二人の猟師が迷い込んだ料理店でおきた怖い体験。
怖いお話なので、小学校低学年以上を推奨します。
原作は「雨ニモマケズ」「銀河鉄道の夜」などでおなじみの宮沢賢治です。

くわしくみる

  • 文:東方明珠
  • 声:川本知枝
  • 絵:中田喜久
  • 原作:宮沢賢治

本文

これは 世にも ふしぎな おはなしです。
二人の わかい しんしが 山へ かりを しに きました。
「あん内 やくの りょうしは どこだ?」
「犬たちも はぐれて しまったぞ」
どうやら みちに まよった ようです。

「おなかが すいたな」
へとへとに なったころ りっぱな いえが 見えてきました。
ぴかぴかの ガラスとびらに 金の 文字で
【レストラン 山ねこてい】
と 書いて あります。

「行ってみよう」
白い レンガの げんかんを くぐると 水色の とびらが ありました。
【こちらは ちゅうもんの 多い りょうりてん です】
二人は よろこび ました。
「こんな 山おくで 人気てんを 見つけたぞ」

中へ すすむと ふたたび 赤い とびらが ありました。
【おきゃくさま、ここで かみを とかして くつの どろを おとしてください】
わきには かがみと ブラシが あります。
「きっと えらい 人が くる みせ だからさ」
二人は いそいそと みじたくを ととのえました。

先へ 行くと また 黒い とびらが ありました。
【てっぽうと たまを ここへ おいてください】
「なるほど。しょくじに てっぽうは いらないな」
二人は 書かれている とおりに しました。

【ぼうしと コートと くつを ぬいでください】
【めがねや アクセサリー、とがった ものは ぜんぶ はずしてください】

「ずいぶんと マナーに きびしい みせだなあ」
「また とびらが あるぞ」
とびらの 前には ガラスの つぼが ありました。

【つぼの 中みを かおや 手足に ぬってください】
それは 牛にゅうの クリーム でした。
「はだあれに ききそうだ」
「めずらしい サービスだな」
二人は かおと 手、そして くつ下を ぬいで 足の うらまで よく すりこみました。

いよいよ さいごの とびらです。
【りょうりは あと 15分で できます。
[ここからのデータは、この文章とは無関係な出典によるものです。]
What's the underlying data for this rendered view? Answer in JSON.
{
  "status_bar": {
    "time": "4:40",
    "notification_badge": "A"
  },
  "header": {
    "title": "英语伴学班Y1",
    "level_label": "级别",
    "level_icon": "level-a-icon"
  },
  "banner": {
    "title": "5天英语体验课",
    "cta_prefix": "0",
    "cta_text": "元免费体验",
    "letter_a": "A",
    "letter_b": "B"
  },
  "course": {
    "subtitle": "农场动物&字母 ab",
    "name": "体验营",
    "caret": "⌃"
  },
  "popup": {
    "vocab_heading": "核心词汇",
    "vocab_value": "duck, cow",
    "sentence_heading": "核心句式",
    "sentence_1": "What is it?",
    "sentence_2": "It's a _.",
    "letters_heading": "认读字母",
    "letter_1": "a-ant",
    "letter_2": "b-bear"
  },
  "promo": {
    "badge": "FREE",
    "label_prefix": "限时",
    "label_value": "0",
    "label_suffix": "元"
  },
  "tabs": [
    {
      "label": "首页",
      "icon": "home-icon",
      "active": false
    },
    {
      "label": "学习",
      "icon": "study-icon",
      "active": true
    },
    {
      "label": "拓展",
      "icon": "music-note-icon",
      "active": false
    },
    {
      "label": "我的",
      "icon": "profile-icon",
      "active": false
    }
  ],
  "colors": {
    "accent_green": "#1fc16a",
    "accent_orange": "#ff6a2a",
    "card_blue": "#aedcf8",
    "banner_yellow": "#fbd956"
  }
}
はやく こう水を ふりかけてください】

二人は 金ぴかの こう水ビンを あたまへ ふりかけました。
ぷーんと すっぱい においが します。
「へんだな」
入ってきた とびらの うらには こう 書いて ありました。

【ちゅうもんが 多くて うるさかった でしょう。これで おわりです。つぼの 中の しおを たくさん もみこんで ください】

二人は かおを 見合わせました。
「ぼくたちが ちゅうもんされた みたいだ」
「りょうりを たべるのは ぼくらでは なくて……?」
おそるおそる へやの おくを 見ました。

そこには 大きな とびらがあり、かぎあなから 二つの 青い 目玉が のぞいていました。
「たべられるのは ぼくらの 方だ!」
入ってきた とびらは びくとも ひらきません。
「おきゃくさま、さあ さあ どうぞ おくへ お入りください」
しわがれた 声が へやに ひびきます。
二人は がたがた ふるえました。

そのときです。
「わん わん ぐわあ!」
二ひきの 犬が とびこんで きました。
犬たちは おくの とびらを つきやぶり、へやへ かけこんで いきます。
「にゃあお、くぅあ、ごろごろ」
山ねこの さけびが きこえ、あたりは しずかに なりました。

いつのまにか レストランは けむりのように きえていました。

二人は うすぎで 草むらに 立っています。
あたりの 木の えだには コートや くつや さいふが ぶらさがって いました。
「だんなー」
はぐれた りょうしが 草を かきわけ やってきました。
二人は ようやく ほっと あんしん しました。